Lets see what we’ve got so far on the check list:
1) Woman – is she the first woman to host the news? No—check, moving on.
2) Scandal – is there some sort of scandal we can sniff out of this, obvious or made up? We’re trying—but so far nada. Ok.

End of story–right? Well.. not so fast. There is an incredible opportunity here. In most job announcements–in the real world, they don’t so much time on the political components of an appointment, they speak about the person and what they bring to the job.

To keep things brief.

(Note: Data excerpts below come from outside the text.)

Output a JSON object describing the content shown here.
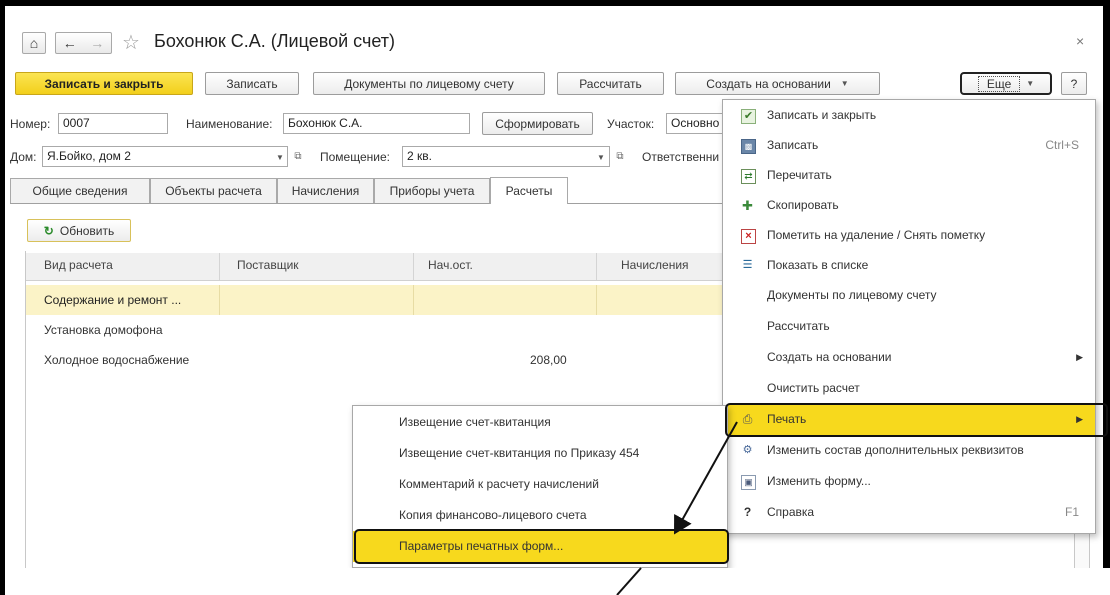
{
  "window": {
    "title": "Бохонюк С.А. (Лицевой счет)",
    "home_icon": "home-icon",
    "back_icon": "back-arrow-icon",
    "forward_icon": "forward-arrow-icon",
    "star_icon": "star-icon",
    "close_glyph": "×"
  },
  "toolbar": {
    "save_close": "Записать и закрыть",
    "save": "Записать",
    "docs": "Документы по лицевому счету",
    "calc": "Рассчитать",
    "create_based": "Создать на основании",
    "more": "Еще",
    "help": "?"
  },
  "form": {
    "number_label": "Номер:",
    "number_value": "0007",
    "name_label": "Наименование:",
    "name_value": "Бохонюк С.А.",
    "generate_btn": "Сформировать",
    "site_label": "Участок:",
    "site_value": "Основно",
    "house_label": "Дом:",
    "house_value": "Я.Бойко, дом 2",
    "room_label": "Помещение:",
    "room_value": "2 кв.",
    "responsible_label": "Ответственни"
  },
  "tabs": [
    "Общие сведения",
    "Объекты расчета",
    "Начисления",
    "Приборы учета",
    "Расчеты"
  ],
  "refresh_btn": "Обновить",
  "table": {
    "headers": [
      "Вид расчета",
      "Поставщик",
      "Нач.ост.",
      "Начисления"
    ],
    "rows": [
      {
        "kind": "Содержание и ремонт ...",
        "supplier": "",
        "start": "",
        "accrual": ""
      },
      {
        "kind": "Установка домофона",
        "supplier": "",
        "start": "",
        "accrual": ""
      },
      {
        "kind": "Холодное водоснабжение",
        "supplier": "",
        "start": "208,00",
        "accrual": ""
      }
    ]
  },
  "menu": {
    "items": [
      {
        "label": "Записать и закрыть",
        "icon": "save-close-icon",
        "shortcut": ""
      },
      {
        "label": "Записать",
        "icon": "save-icon",
        "shortcut": "Ctrl+S"
      },
      {
        "label": "Перечитать",
        "icon": "reread-icon",
        "shortcut": ""
      },
      {
        "label": "Скопировать",
        "icon": "copy-icon",
        "shortcut": ""
      },
      {
        "label": "Пометить на удаление / Снять пометку",
        "icon": "delete-mark-icon",
        "shortcut": ""
      },
      {
        "label": "Показать в списке",
        "icon": "show-in-list-icon",
        "shortcut": ""
      },
      {
        "label": "Документы по лицевому счету",
        "icon": "",
        "shortcut": ""
      },
      {
        "label": "Рассчитать",
        "icon": "",
        "shortcut": ""
      },
      {
        "label": "Создать на основании",
        "icon": "",
        "shortcut": ""
      },
      {
        "label": "Очистить расчет",
        "icon": "",
        "shortcut": ""
      },
      {
        "label": "Печать",
        "icon": "print-icon",
        "shortcut": ""
      },
      {
        "label": "Изменить состав дополнительных реквизитов",
        "icon": "attributes-icon",
        "shortcut": ""
      },
      {
        "label": "Изменить форму...",
        "icon": "change-form-icon",
        "shortcut": ""
      },
      {
        "label": "Справка",
        "icon": "help-icon",
        "shortcut": "F1"
      }
    ]
  },
  "print_submenu": {
    "items": [
      "Извещение счет-квитанция",
      "Извещение счет-квитанция по Приказу 454",
      "Комментарий к расчету начислений",
      "Копия финансово-лицевого счета",
      "Параметры печатных форм..."
    ]
  },
  "colors": {
    "accent_yellow": "#f7d91d",
    "selected_row": "#fbf3c7"
  }
}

Diane Sawyer is special and she’s done some special things before. But to sum up in two words what she’s done all the way through–she TRIES. Sometimes she makes history for the books or for the blogs, other times you may never here about it at all–in every single case she tries and tries again and then after that, she tries some more.

What does this mean, especially when the OBITS for the evening news shows have long been written? Well, the ink is dry, but yet, these shows still keep being produced every single day. These networks, while leaking audience, still control the largest chucks of the largest group of audience left. They also still have the largest budget and amount of resource to bring to originating news–albiet less and less each quarter.

Schmooru sees opportunity in these ‘problems’ all across the ‘legacy medias’ since we don’t do things the way they’ve always done them and we generally lead happy, healthy, productive, but more than anything creative lives. And so we congratulate Diane Sawyer in this new job. One things for sure, trying never hurt anyone that’s any good at what they do–in fact, trying is the only way you can ever do anything with Potential… and Potential for anything is all we ever have.